Je voyais enfin je ne sais quelle étrange coïncidence entre l’apparition inattendue de Régina, et la bonne résolution que j’avais prise de revenir au bien. Cet incident singulier était pour moi une sorte de consécration de cette pensée : que toutes mes bonnes tendances me rapprochaient de Régina.

M’en rapprochaient ?… non… ce n’est pas le mot, car je ne pouvais espérer de la revoir, bien moins encore de jamais l’approcher… Mais il me semblait, tout en reconnaissant l’extravagance de cette passion enfantine et sans issue, que plus je deviendrais honnête homme, plus j’aurais, pour ainsi dire, le droit de songer à Régina, pensée douce et amère, secret sacré que je me promettais d’ensevelir pour toujours au plus profond de mon cœur.

Maintenant, mûri par les années, je m’expliquerais à peine comment ces idées bizarres, je dirais presque d’une sensibilité raffinée, avaient pu naître chez un enfant de mon âge ; mais je les comprends, en faisant la part de cette précocité de sensations que l’exemple des amours de Basquine et de Bamboche avait éveillée et développée en moi.

En m’abandonnant à ces réflexions, je m’acheminais lentement vers le cimetière.
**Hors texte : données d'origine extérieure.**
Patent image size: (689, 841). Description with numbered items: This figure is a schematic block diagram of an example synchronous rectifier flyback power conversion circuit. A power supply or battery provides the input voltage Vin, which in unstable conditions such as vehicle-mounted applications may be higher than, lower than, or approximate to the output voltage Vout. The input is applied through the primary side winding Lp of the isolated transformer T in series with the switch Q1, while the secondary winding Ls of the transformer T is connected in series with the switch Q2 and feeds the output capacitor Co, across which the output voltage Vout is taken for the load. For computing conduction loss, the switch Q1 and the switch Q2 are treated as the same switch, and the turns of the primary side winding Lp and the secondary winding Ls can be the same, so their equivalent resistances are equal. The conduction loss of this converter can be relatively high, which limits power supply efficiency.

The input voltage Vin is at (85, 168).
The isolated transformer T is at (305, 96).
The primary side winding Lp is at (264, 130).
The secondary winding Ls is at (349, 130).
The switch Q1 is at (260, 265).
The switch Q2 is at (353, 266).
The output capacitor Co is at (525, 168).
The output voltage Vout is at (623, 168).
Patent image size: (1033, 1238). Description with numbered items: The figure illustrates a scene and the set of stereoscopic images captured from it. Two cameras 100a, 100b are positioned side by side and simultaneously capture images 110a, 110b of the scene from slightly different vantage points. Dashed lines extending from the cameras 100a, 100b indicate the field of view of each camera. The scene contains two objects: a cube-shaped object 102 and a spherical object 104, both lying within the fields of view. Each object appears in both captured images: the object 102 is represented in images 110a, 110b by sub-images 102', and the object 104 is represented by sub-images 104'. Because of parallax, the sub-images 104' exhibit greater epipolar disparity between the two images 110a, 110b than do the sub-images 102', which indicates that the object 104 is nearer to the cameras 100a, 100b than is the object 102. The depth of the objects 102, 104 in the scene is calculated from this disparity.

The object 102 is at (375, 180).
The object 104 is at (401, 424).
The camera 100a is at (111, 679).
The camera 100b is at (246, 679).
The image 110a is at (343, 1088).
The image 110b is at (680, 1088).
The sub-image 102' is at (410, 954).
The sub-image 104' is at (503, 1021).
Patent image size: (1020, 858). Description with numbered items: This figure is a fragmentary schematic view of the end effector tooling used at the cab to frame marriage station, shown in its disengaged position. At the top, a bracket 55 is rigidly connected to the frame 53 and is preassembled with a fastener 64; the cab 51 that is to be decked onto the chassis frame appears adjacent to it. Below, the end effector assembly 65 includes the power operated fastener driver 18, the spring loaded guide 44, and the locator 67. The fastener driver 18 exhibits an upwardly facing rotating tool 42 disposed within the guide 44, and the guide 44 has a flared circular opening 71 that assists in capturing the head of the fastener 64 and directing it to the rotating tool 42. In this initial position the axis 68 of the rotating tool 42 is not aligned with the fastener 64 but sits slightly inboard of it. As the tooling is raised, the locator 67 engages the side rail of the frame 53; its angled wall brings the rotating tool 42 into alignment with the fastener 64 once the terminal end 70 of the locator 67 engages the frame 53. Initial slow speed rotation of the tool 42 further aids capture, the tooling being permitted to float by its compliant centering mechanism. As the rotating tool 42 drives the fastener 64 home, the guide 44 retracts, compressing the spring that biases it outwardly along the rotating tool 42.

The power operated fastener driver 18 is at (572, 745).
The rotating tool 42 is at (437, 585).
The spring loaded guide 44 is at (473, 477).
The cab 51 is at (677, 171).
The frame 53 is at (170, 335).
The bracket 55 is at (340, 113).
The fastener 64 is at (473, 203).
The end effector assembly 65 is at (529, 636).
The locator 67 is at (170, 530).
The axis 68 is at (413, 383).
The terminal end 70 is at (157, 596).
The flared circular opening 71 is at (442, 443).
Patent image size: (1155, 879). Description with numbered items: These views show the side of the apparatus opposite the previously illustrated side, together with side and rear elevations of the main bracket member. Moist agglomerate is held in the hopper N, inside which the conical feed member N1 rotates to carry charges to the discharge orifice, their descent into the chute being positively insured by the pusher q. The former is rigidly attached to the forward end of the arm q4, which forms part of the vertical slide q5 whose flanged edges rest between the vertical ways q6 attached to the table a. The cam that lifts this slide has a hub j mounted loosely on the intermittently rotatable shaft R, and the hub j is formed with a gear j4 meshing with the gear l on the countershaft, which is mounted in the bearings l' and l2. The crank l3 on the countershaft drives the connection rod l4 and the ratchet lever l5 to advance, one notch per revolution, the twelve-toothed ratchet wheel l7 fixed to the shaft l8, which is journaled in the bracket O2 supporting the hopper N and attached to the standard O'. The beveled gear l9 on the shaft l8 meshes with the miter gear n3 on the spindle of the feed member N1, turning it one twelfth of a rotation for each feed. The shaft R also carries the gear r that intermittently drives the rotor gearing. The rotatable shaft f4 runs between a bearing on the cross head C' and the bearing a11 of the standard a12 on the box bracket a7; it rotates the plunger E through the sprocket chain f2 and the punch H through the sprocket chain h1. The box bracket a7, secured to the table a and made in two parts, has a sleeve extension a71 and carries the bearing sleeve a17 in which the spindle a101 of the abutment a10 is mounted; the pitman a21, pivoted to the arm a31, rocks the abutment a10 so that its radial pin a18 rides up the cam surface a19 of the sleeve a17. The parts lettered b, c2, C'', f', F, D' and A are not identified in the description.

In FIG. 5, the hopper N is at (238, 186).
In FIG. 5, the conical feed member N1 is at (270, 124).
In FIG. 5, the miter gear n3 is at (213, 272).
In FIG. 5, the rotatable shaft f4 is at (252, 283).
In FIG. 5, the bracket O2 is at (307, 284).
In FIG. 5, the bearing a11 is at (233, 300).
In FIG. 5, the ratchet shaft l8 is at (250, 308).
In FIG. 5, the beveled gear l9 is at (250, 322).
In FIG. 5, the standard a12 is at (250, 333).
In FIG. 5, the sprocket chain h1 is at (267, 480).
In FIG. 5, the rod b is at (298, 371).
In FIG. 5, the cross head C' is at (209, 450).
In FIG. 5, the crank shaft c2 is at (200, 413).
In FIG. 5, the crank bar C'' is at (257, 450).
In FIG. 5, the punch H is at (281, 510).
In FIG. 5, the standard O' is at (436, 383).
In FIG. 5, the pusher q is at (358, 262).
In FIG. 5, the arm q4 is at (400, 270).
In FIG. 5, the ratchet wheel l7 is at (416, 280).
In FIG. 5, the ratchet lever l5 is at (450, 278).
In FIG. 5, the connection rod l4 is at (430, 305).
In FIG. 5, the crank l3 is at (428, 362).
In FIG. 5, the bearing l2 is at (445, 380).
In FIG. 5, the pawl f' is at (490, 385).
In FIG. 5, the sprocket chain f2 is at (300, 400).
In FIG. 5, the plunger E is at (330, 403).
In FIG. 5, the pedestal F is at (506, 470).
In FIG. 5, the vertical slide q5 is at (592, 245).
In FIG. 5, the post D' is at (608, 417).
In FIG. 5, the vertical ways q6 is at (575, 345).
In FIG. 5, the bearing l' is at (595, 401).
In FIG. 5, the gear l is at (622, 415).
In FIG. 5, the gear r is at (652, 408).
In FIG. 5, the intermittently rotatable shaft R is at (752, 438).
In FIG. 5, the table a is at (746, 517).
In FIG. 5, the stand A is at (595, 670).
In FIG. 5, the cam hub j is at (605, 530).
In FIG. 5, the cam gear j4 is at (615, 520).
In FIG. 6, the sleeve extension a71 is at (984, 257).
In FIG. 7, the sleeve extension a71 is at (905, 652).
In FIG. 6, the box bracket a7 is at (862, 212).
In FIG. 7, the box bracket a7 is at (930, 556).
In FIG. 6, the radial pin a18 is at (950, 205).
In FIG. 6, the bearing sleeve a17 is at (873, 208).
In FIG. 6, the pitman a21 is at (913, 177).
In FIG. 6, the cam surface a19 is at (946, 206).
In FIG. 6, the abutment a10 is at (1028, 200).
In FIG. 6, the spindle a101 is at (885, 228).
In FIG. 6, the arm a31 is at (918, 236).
La brise, redoublant de violence, avait chassé une partie des nuages qui jusqu’alors obscurcissaient la lune ; elle brilla bientôt d’un vif éclat ; la neige cessa de tomber ; mais elle couvrait tout le champ du repos comme un vaste linceul.

Le silence, profond, solennel, était seulement interrompu par les sifflements aigus du vent du nord à travers quelques arbres verts.

Je n’avais jamais été poltron ; d’ailleurs ma vie vagabonde m’avait depuis longtemps familiarisé avec toutes sortes d’incidents nocturnes ; la neige couvrait la terre à une telle épaisseur, que je ne m’entendais pas pour ainsi dire marcher.